Второй вход они нашли, перейдя через улицу. Лестницы, ведущие под землю, были прикрыты балками с той же проклятой ржавой сеткой.
Петро принюхался. Рядом маслянисто блестели большие лужи, из них выпирали бетонные стены, груды каменного хлама, грязь между лужами затвердела и растрескалась. Судя по резкому гвоздичному запаху, здесь не распыляли, а просто сбрасывали всю жидкость против летающих и кровососущих.
— Свалка вонючая! — Петро зажал нос.
— Здесь раньше пруд был, — сказал Уля. — Потом его засыпали. Видишь, сколько накидали. А все равно болото.

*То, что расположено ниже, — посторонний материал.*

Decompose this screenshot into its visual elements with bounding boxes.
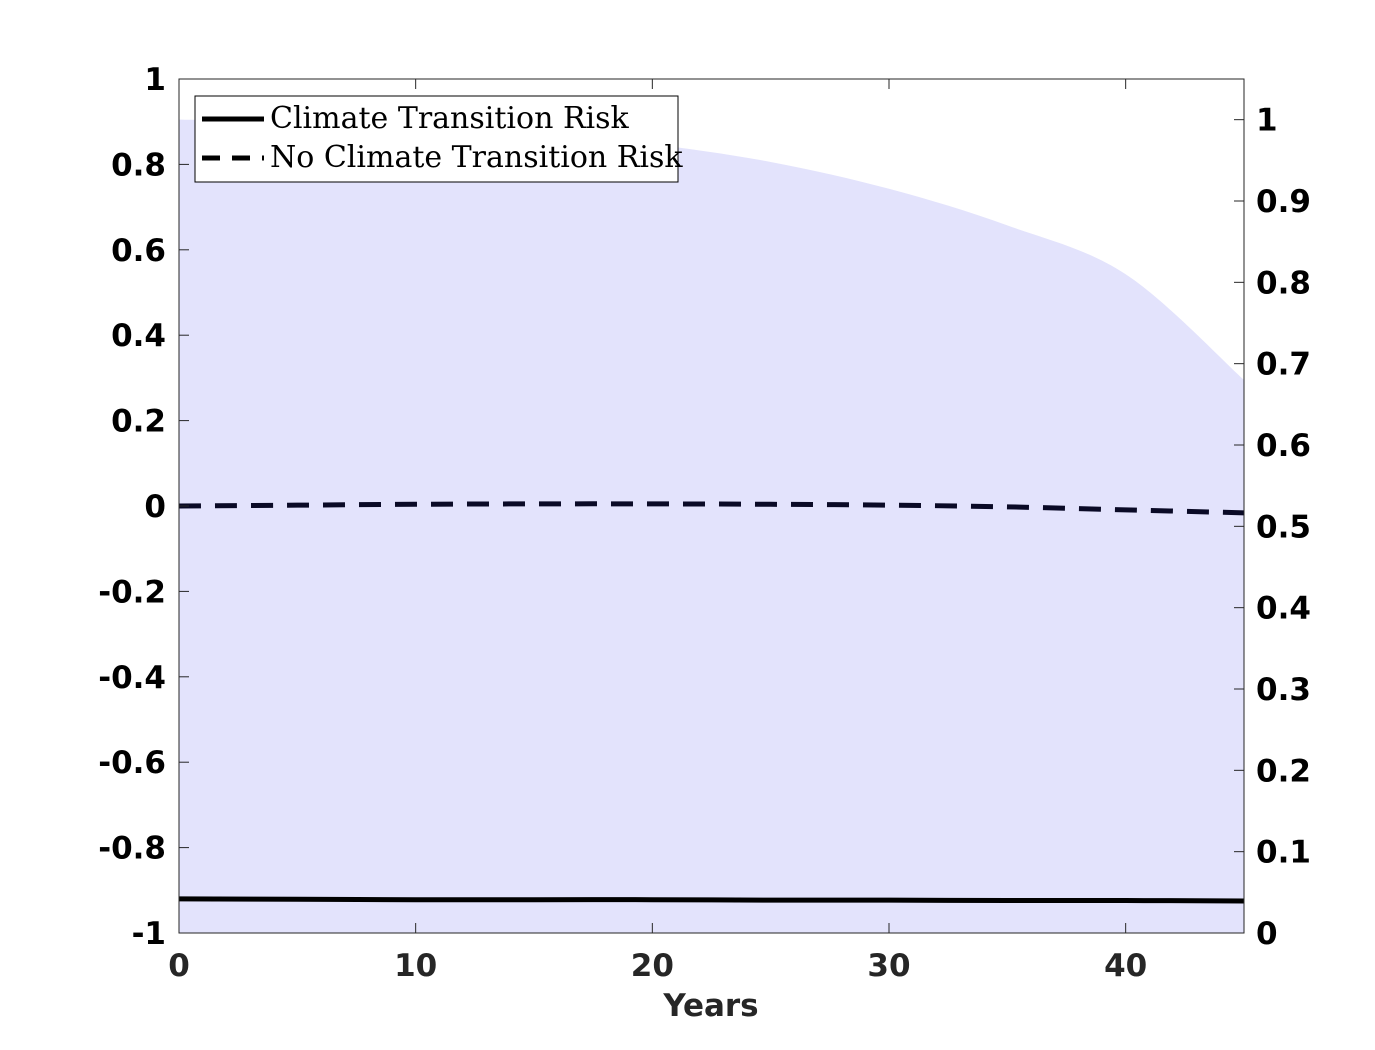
y-left-tick-label: -0.6 [98,745,166,781]
x-tick-label: 40 [1104,948,1147,984]
y-left-tick-label: 0 [144,489,166,525]
y-right-tick-label: 0 [1256,916,1278,952]
y-right-tick-label: 0.2 [1256,753,1311,789]
y-right-tick-label: 0.3 [1256,672,1311,708]
y-right-tick-label: 1 [1256,103,1278,139]
legend-label-climate-transition-risk: Climate Transition Risk [270,101,630,136]
x-axis-title: Years [662,988,758,1024]
ticks-layer [178,78,1244,934]
shaded-band [179,119,1244,934]
y-right-tick-label: 0.8 [1256,265,1311,301]
legend-box [194,95,679,183]
x-tick-label: 20 [631,948,674,984]
y-left-tick-label: -0.8 [98,831,166,867]
y-right-tick-label: 0.6 [1256,428,1311,464]
legend-label-no-climate-transition-risk: No Climate Transition Risk [270,140,683,175]
y-right-tick-labels: 1 0.9 0.8 0.7 0.6 0.5 0.4 0.3 0.2 0.1 0 [1256,103,1311,952]
shaded-band-layer [179,119,1244,934]
y-right-tick-label: 0.9 [1256,184,1311,220]
y-right-tick-label: 0.7 [1256,347,1311,383]
x-tick-labels: 0 10 20 30 40 [168,948,1147,984]
x-tick-label: 10 [394,948,437,984]
series-layer [178,501,1245,904]
y-right-tick-label: 0.1 [1256,835,1311,871]
y-left-tick-label: -0.2 [98,574,166,610]
y-left-tick-label: 0.4 [111,318,166,354]
x-tick-label: 30 [867,948,910,984]
series-line-climate-transition-risk [178,896,1245,904]
y-right-tick-label: 0.4 [1256,591,1311,627]
y-left-tick-label: -0.4 [98,660,166,696]
x-tick-label: 0 [168,948,190,984]
y-left-tick-label: 0.2 [111,404,166,440]
y-left-tick-label: 0.6 [111,233,166,269]
y-right-tick-label: 0.5 [1256,509,1311,545]
y-left-tick-label: 1 [144,62,166,98]
y-left-tick-labels: 1 0.8 0.6 0.4 0.2 0 -0.2 -0.4 -0.6 -0.8 -1 [98,62,166,952]
legend: Climate Transition Risk No Climate Trans… [194,95,683,183]
y-left-tick-label: 0.8 [111,147,166,183]
y-left-tick-label: -1 [132,916,166,952]
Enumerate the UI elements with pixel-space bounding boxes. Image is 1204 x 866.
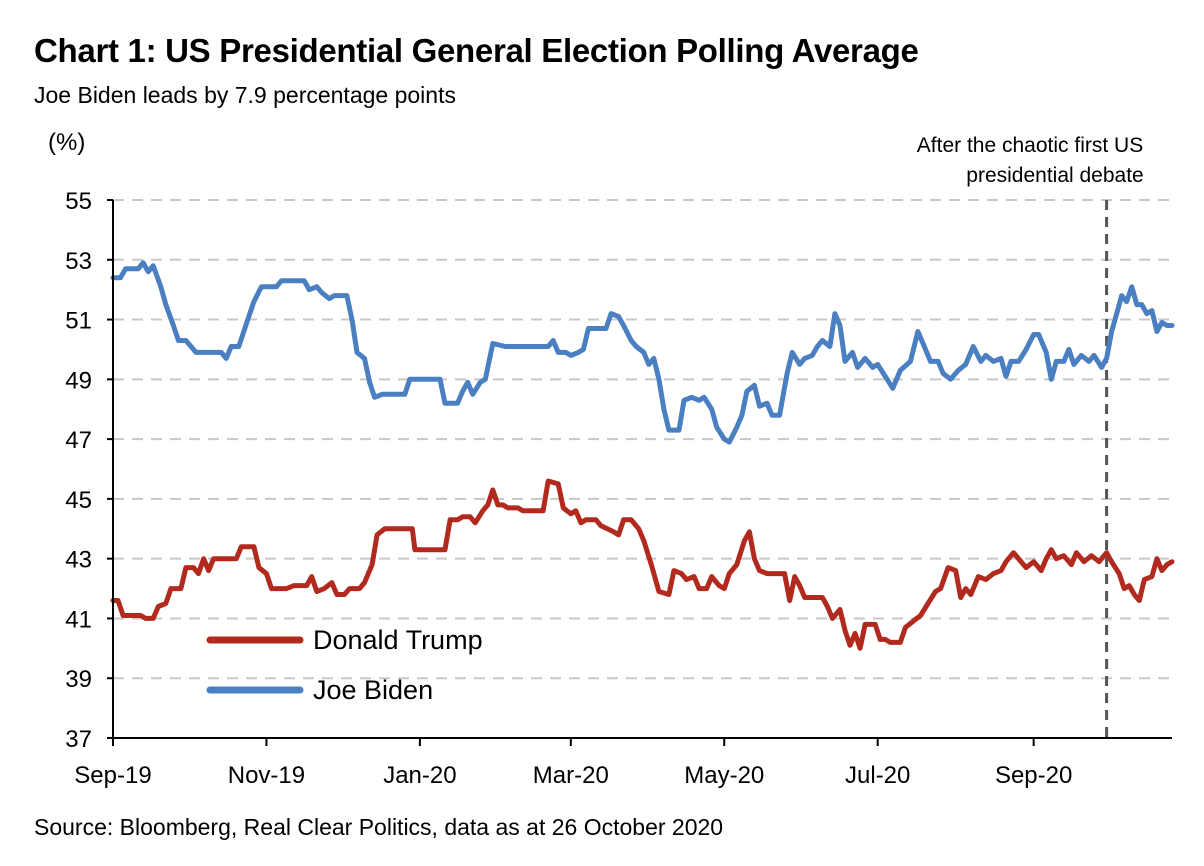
source-note: Source: Bloomberg, Real Clear Politics, … [34, 814, 724, 840]
y-tick-label: 39 [65, 666, 92, 693]
annotation-text-line2: presidential debate [966, 164, 1143, 187]
gridlines [113, 199, 1172, 680]
x-tick-label: Nov-19 [228, 762, 305, 789]
y-tick-label: 53 [65, 248, 92, 275]
y-tick-label: 41 [65, 606, 92, 633]
series-line-biden [110, 260, 1175, 445]
x-tick-label: Jul-20 [845, 762, 910, 789]
x-tick-label: Jan-20 [383, 762, 456, 789]
chart-title: Chart 1: US Presidential General Electio… [34, 32, 919, 69]
annotation-text-line1: After the chaotic first US [917, 134, 1143, 157]
series-lines [110, 260, 1175, 651]
legend-label-biden: Joe Biden [313, 675, 433, 705]
y-tick-label: 37 [65, 726, 92, 753]
y-tick-label: 43 [65, 547, 92, 574]
x-axis-ticks: Sep-19 Nov-19 Jan-20 Mar-20 May-20 Jul-20 Sep-… [74, 738, 1072, 789]
x-tick-label: Mar-20 [533, 762, 609, 789]
axes [112, 200, 1172, 739]
y-tick-label: 51 [65, 308, 92, 335]
y-tick-label: 45 [65, 487, 92, 514]
legend-label-trump: Donald Trump [313, 625, 483, 655]
x-tick-label: May-20 [684, 762, 764, 789]
x-tick-label: Sep-19 [74, 762, 151, 789]
y-tick-label: 55 [65, 188, 92, 215]
x-tick-label: Sep-20 [995, 762, 1072, 789]
chart-subtitle: Joe Biden leads by 7.9 percentage points [34, 82, 456, 108]
y-tick-label: 49 [65, 367, 92, 394]
series-line-trump [110, 478, 1175, 651]
legend: Donald Trump Joe Biden [206, 625, 483, 705]
debate-annotation: After the chaotic first US presidential … [917, 134, 1144, 738]
y-tick-label: 47 [65, 427, 92, 454]
y-axis-unit-label: (%) [48, 129, 85, 156]
y-axis-ticks: 37 39 41 43 45 47 49 51 53 55 [65, 188, 113, 753]
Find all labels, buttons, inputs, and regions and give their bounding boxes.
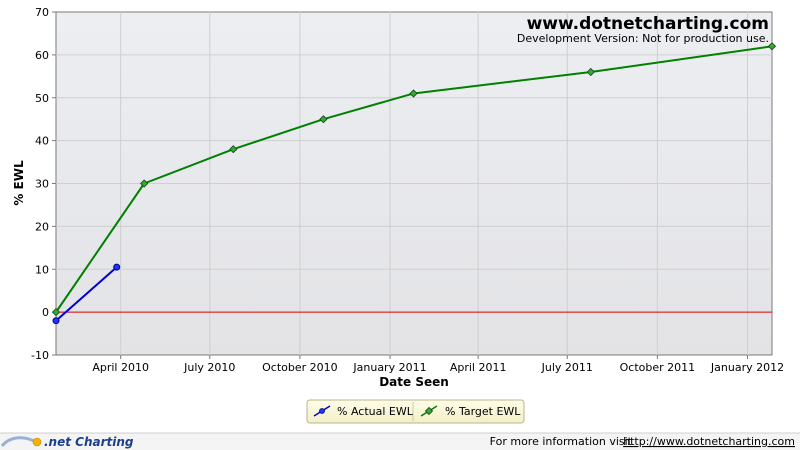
data-point-target bbox=[586, 67, 595, 77]
y-tick-labels: -10 0 10 20 30 40 50 60 70 bbox=[31, 6, 49, 362]
legend-item-target: % Target EWL bbox=[420, 405, 521, 418]
y-tick-label: 60 bbox=[35, 49, 49, 62]
x-tick-label: October 2010 bbox=[262, 361, 338, 374]
y-tick-label: 10 bbox=[35, 263, 49, 276]
x-tick-label: July 2011 bbox=[541, 361, 593, 374]
y-axis-title: % EWL bbox=[12, 160, 26, 206]
x-tick-label: January 2012 bbox=[710, 361, 784, 374]
x-tick-label: April 2010 bbox=[92, 361, 149, 374]
footer-info-text: For more information visit bbox=[490, 435, 633, 448]
legend-box bbox=[306, 399, 525, 424]
data-point-target bbox=[767, 42, 777, 51]
data-point-target bbox=[319, 115, 328, 124]
x-tick-label: October 2011 bbox=[620, 361, 696, 374]
y-tick-label: 0 bbox=[42, 306, 49, 319]
data-point-target bbox=[229, 145, 238, 154]
legend-actual-marker-icon bbox=[319, 408, 325, 414]
legend-target-label: % Target EWL bbox=[445, 405, 521, 418]
y-tick-label: 30 bbox=[35, 178, 49, 191]
data-point-actual bbox=[113, 263, 121, 271]
series-lines bbox=[51, 42, 777, 325]
data-point-target bbox=[140, 179, 149, 188]
x-tick-label: April 2011 bbox=[450, 361, 507, 374]
y-tick-label: 50 bbox=[35, 92, 49, 105]
y-tick-label: 20 bbox=[35, 220, 49, 233]
watermark-subtitle: Development Version: Not for production … bbox=[517, 32, 769, 45]
x-axis-title: Date Seen bbox=[379, 375, 449, 389]
footer-link[interactable]: http://www.dotnetcharting.com bbox=[623, 435, 795, 448]
y-tick-label: 40 bbox=[35, 135, 49, 148]
legend-actual-label: % Actual EWL bbox=[337, 405, 414, 418]
brand-logo: .net Charting bbox=[0, 435, 134, 449]
data-point-target bbox=[51, 308, 61, 317]
brand-label: .net Charting bbox=[44, 435, 134, 449]
logo-dot-icon bbox=[32, 437, 42, 447]
x-tick-label: January 2011 bbox=[352, 361, 426, 374]
y-tick-label: 70 bbox=[35, 6, 49, 19]
data-point-target bbox=[409, 89, 418, 98]
legend: % Actual EWL % Target EWL bbox=[306, 399, 525, 424]
data-point-actual bbox=[52, 317, 60, 325]
legend-item-actual: % Actual EWL bbox=[313, 405, 414, 418]
logo-swoosh-icon bbox=[0, 436, 35, 448]
footer-bar bbox=[0, 433, 800, 450]
y-tick-label: -10 bbox=[31, 349, 49, 362]
legend-target-marker-icon bbox=[424, 406, 434, 416]
watermark-title: www.dotnetcharting.com bbox=[527, 14, 769, 34]
x-tick-label: July 2010 bbox=[183, 361, 235, 374]
x-tick-labels: April 2010 July 2010 October 2010 January 2… bbox=[92, 361, 784, 374]
series-line-actual bbox=[55, 266, 118, 322]
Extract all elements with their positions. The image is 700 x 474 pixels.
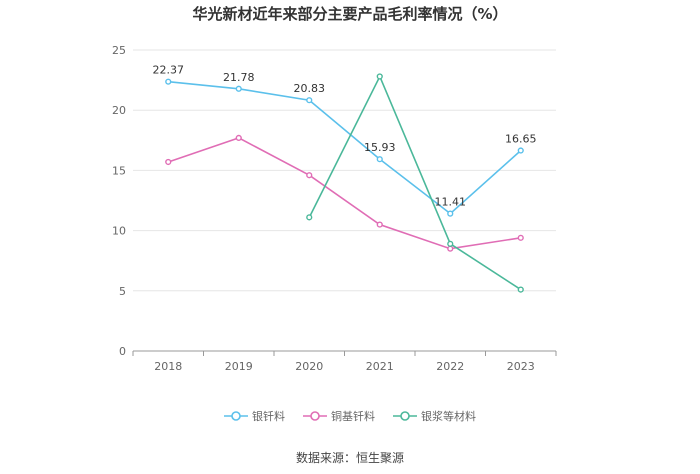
x-tick-label: 2020 [295,360,323,373]
axes: 0 5 10 15 20 25 2018 2019 2020 2021 2022 2023 [112,44,557,373]
x-tick-label: 2018 [154,360,182,373]
x-tick-label: 2019 [225,360,253,373]
data-label: 11.41 [435,196,467,209]
data-point[interactable] [376,221,383,228]
data-point[interactable] [447,240,454,247]
data-point[interactable] [447,210,454,217]
legend-label: 铜基钎料 [331,410,375,423]
series-line [168,80,522,215]
data-point[interactable] [165,158,172,166]
data-point[interactable] [306,97,313,104]
series-line [308,74,522,291]
grid-lines [133,49,556,292]
data-label: 21.78 [223,71,255,84]
x-tick-label: 2022 [436,360,464,373]
series-line [168,137,521,250]
data-point[interactable] [165,78,172,85]
data-point[interactable] [517,286,524,293]
data-point[interactable] [376,73,383,80]
y-tick-label: 10 [112,225,126,238]
series [165,73,524,293]
y-tick-label: 20 [112,104,126,117]
legend-item[interactable]: 铜基钎料 [303,408,375,424]
y-tick-label: 25 [112,44,126,57]
data-point[interactable] [306,214,313,221]
legend-item[interactable]: 银钎料 [224,408,285,424]
legend-label: 银钎料 [252,410,285,423]
legend: 银钎料 铜基钎料 银浆等材料 [0,408,700,424]
legend-swatch-icon [393,411,417,421]
legend-swatch-icon [303,411,327,421]
data-point[interactable] [517,147,524,154]
x-tick-label: 2023 [507,360,535,373]
legend-label: 银浆等材料 [421,410,476,423]
data-label: 16.65 [505,133,537,146]
y-tick-label: 0 [119,345,126,358]
data-point[interactable] [517,234,524,241]
x-tick-label: 2021 [366,360,394,373]
data-point[interactable] [306,172,313,179]
data-point[interactable] [447,245,454,252]
chart-title: 华光新材近年来部分主要产品毛利率情况（%） [192,5,508,23]
legend-swatch-icon [224,411,248,421]
data-labels: 22.37 21.78 20.83 15.93 11.41 16.65 [153,64,537,209]
data-label: 15.93 [364,141,396,154]
data-source: 数据来源：恒生聚源 [295,451,404,465]
data-point[interactable] [376,156,383,163]
y-tick-label: 15 [112,164,126,177]
y-tick-label: 5 [119,285,126,298]
data-label: 20.83 [294,82,326,95]
data-label: 22.37 [153,64,185,77]
data-point[interactable] [235,85,242,92]
legend-item[interactable]: 银浆等材料 [393,408,476,424]
data-point[interactable] [235,134,242,141]
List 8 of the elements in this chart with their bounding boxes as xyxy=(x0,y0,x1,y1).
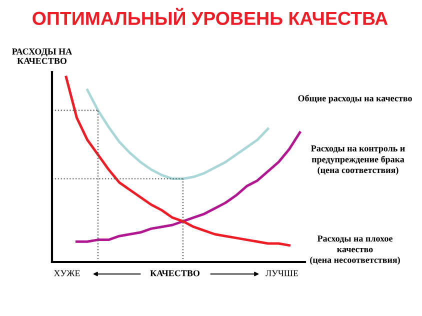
y-axis-title: РАСХОДЫ НА КАЧЕСТВО xyxy=(12,48,72,64)
text: ЛУЧШЕ xyxy=(266,270,298,276)
text: Расходы на плохое качество (цена несоответствия) xyxy=(310,236,400,265)
x-axis-title: КАЧЕСТВО xyxy=(150,270,200,276)
text: Общие расходы на качество xyxy=(298,94,412,104)
chart-title: ОПТИМАЛЬНЫЙ УРОВЕНЬ КАЧЕСТВА xyxy=(32,8,388,26)
series-label: Расходы на контроль и предупреждение брака (цена соответствия) xyxy=(311,145,405,175)
text: ХУЖЕ xyxy=(54,270,80,276)
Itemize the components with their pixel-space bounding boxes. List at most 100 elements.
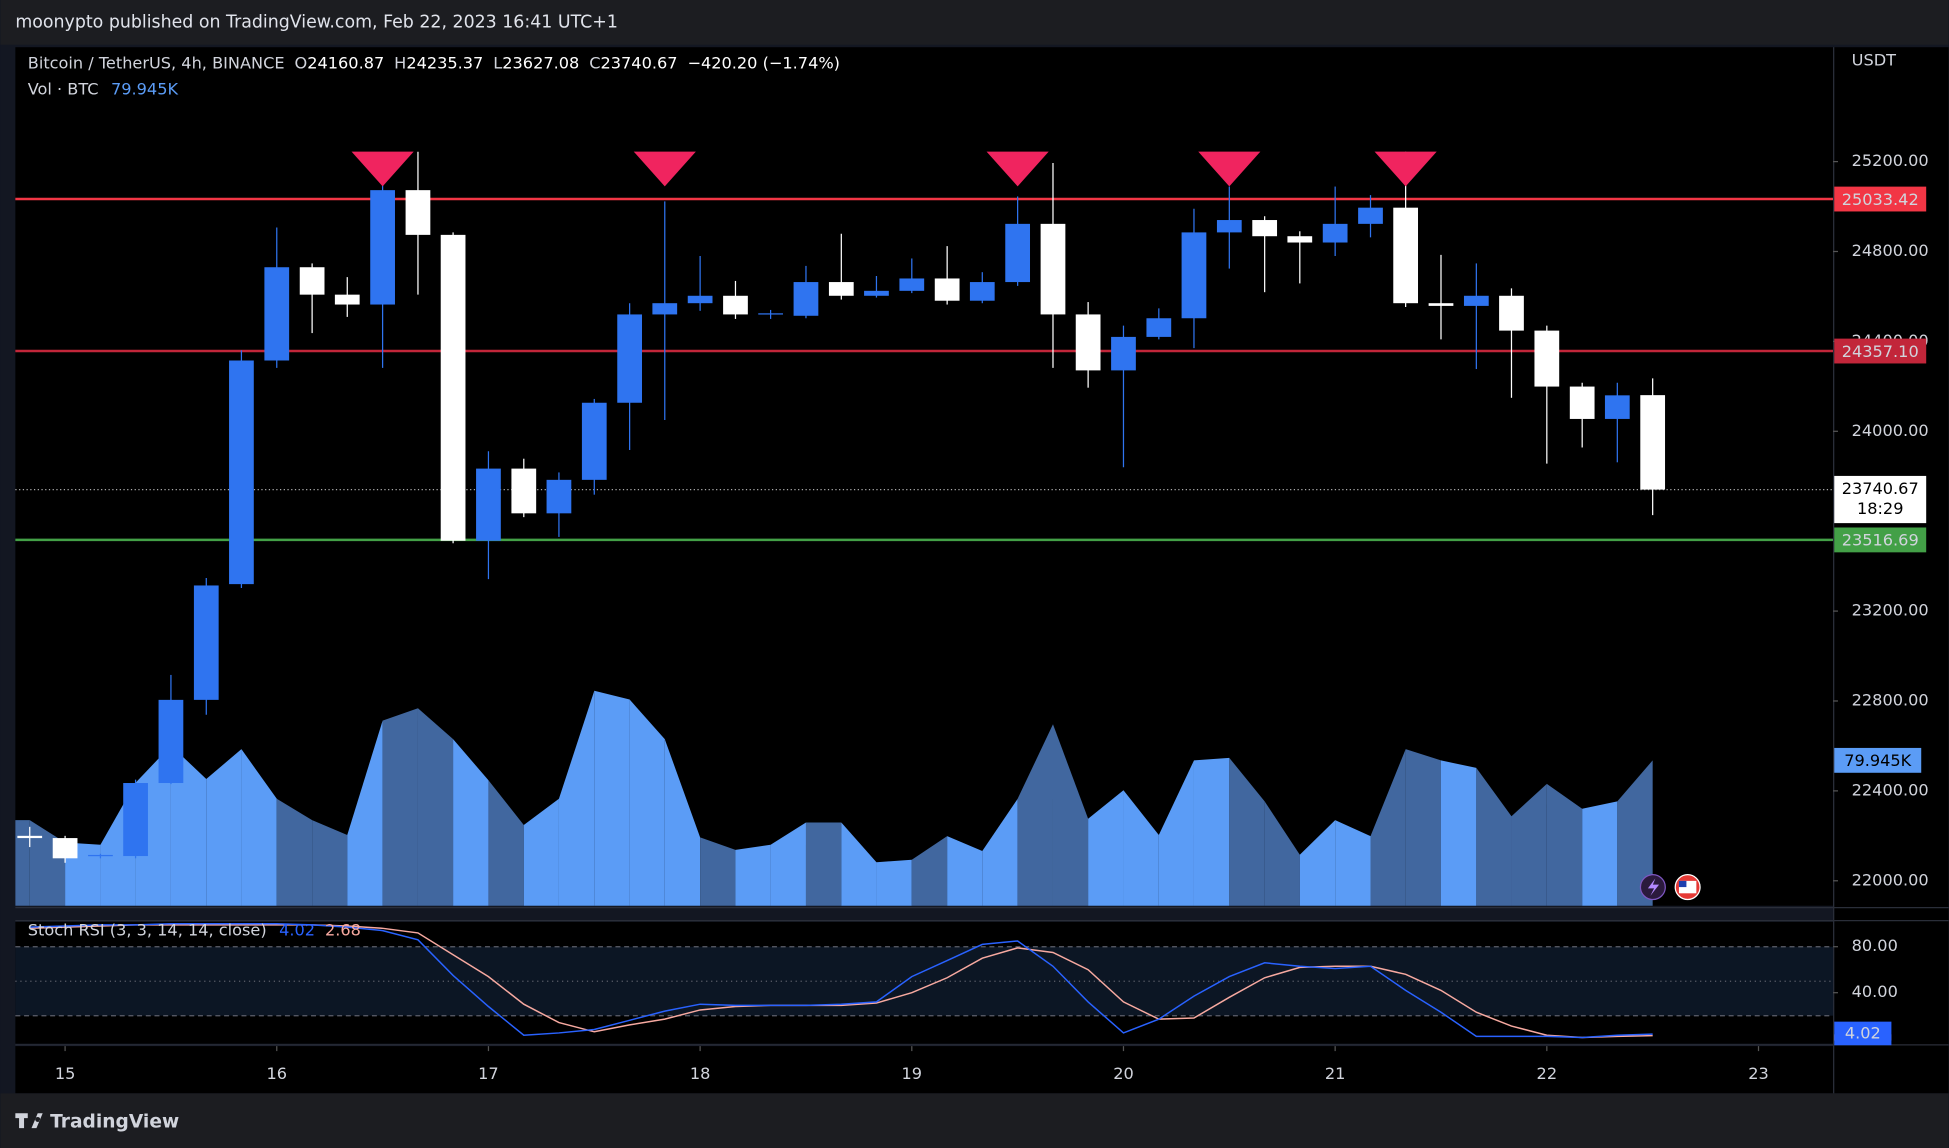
volume-area — [735, 844, 771, 906]
volume-area — [1476, 767, 1512, 906]
candle-body — [581, 402, 607, 480]
volume-area — [488, 780, 524, 906]
volume-area — [206, 749, 242, 906]
volume-name: Vol · BTC — [28, 79, 99, 98]
candle-body — [334, 294, 360, 305]
volume-area — [382, 708, 418, 906]
x-tick-label: 19 — [902, 1064, 923, 1083]
x-tick-label: 17 — [478, 1064, 499, 1083]
candle-body — [687, 295, 713, 304]
candle-body — [229, 360, 254, 585]
volume-area — [982, 798, 1018, 906]
volume-area — [417, 708, 454, 906]
x-tick-label: 22 — [1537, 1064, 1558, 1083]
candle-body — [1005, 223, 1031, 283]
candle-body — [1252, 220, 1278, 237]
candle-body — [758, 313, 783, 315]
x-tick-label: 16 — [266, 1064, 287, 1083]
candle-body — [828, 282, 854, 296]
candle-body — [370, 190, 395, 305]
symbol-legend: Bitcoin / TetherUS, 4h, BINANCE O24160.87… — [28, 53, 840, 72]
volume-legend: Vol · BTC 79.945K — [28, 79, 179, 98]
y-tick-label: 24000.00 — [1852, 421, 1929, 440]
volume-area — [453, 739, 489, 906]
volume-area — [1511, 783, 1547, 906]
candle-body — [934, 278, 960, 301]
candle-body — [546, 479, 572, 514]
level-label: 23516.69 — [1842, 531, 1919, 550]
stoch-d-value: 2.68 — [325, 920, 361, 939]
publisher-line: moonypto published on TradingView.com, F… — [15, 12, 618, 32]
candle-body — [1322, 223, 1348, 243]
candle-body — [1393, 207, 1419, 304]
x-tick-label: 23 — [1748, 1064, 1769, 1083]
volume-area — [594, 690, 630, 906]
ohlc-value: 23627.08 — [502, 53, 579, 72]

— Почему его засыпали? — спросил Саркис.
— Не помню.
Они перешли на другую сторону и сели на высокий бордюр. Здесь было оживленнее. Минут за десять они увидели двух мужчин и женщину. Женщина, проходя мимо, на секунду задержалась около них, ничего не сказав, пошла дальше.
— Что делать будем? — спросил Уля. — Скоро обед.
Саркис пожал плечами. Раздражали миазмы, идущие с болота. Глупое «вот и сходили за книгами» — назойливо вертелось в голове. Метро! Кого возить, когда возить некого!
— Чую! — вдруг сказал Петро.
— Что, — раздраженно спросил Уля, — в животе бурчит?
— Сам ты бурчишь! Земля трясется.
Бетонный брус под ними слабо задрожал.
— У нас по воскресеньям дома трамвай пускали, — мечтательно сказал Петро и зажмурился. — Ось так же земля дрожала.
Замолчал, широко раскрыв глаза. Саркис вскочил на ноги, а Уля выставил перед собой указательные пальцы обеих рук.
— Ну, Петро, два компота за мной, — вскричал Уля.
Петро зарделся.
— Все-таки работает метро, — сказал Саркис.
— Осталась ерунда, попасть внутрь, — добавил Уля.
Очень хотелось есть. Пить тоже. Вот уже час, как ребята сидели в тени козырька у входа. Несколько раз над ними пролетала платформа, потом по улице с надсадным ревом проехал тяжелый самосвал, груженный песком. Заметив какое-либо движение, они на всякий случай прятались в густых зарослях за входом. И не зря — со стороны Остоженки вдруг вышли патрульные в зеленых куртках и с карабинами за плечами. Ребята проводили их опасливыми взглядами и долго не вылезали из кустов. Конечно, стрелять в них патруль не будет, но вот за уши в Лицей точно приведет.
Через несколько минут патрульные вернулись. С ними вместе шел щуплый невысокий человек. Уля первым разглядел, что руки щуплого заведены за спину и связаны. Прошептал: «Поймали кого-то» — и слегка раздвинул кусты, чтобы лучше было видно.
У болота патруль остановился. Щуплый что-то кричал, дергался, но двое крепко держали его. Тут подошли еще патрульные, щуплый завопил, его неожиданно отпустили, и он отпрыгнул в сторону. Со связанными руками далеко он не ускакал, один из патрульных не торопясь догнал его, стянул карабин с плеча. Блеснула полоска штыка, визг щуплого ударил по ушам и оборвался. Хлюпнула лужа.
— Ворюгу поймали, — шепнул Петро. — Видали, как его!
Саркис ничего не ответил. Он подумал, что тело щуплого сейчас медленно погружается в тягучую жижу, все глубже и глубже, ложится на дно и замирает со связанными руками.
Когда Петро в четвертый раз намекнул насчет обеда, терпение Ули лопнуло. Он подскочил к сетке, продел свой штырь в ячейку и рванул. Дзинкнув, сетка слегка отстала от прутьев. Уля с удивлением потрогал места сварки.
— Трухляк, — радостно сказал он. — Давай, Петро!
Петро молча взялся за сетку. С грустным треском сетка отошла.
И вот они встали перед лестницей. Там, внизу, в полумраке, одиноко светила лампочка. Мальчики вдруг поняли, что до сих пор все их поступки были мелкими плюшками. А сейчас они не знали, куда попадут и как будут выбираться обратно.
Слабый свет еле освещал ступеньки. Они шли медленно, держась за стены.
Пустой коридор освещался далеким плафоном. Никого. Тихо. Слабый шелест, и теплый сырой воздух давит в лицо.
Петро ушел вперед и вдруг замер, всматриваясь во мрак. Саркис и Уля подошли к нему.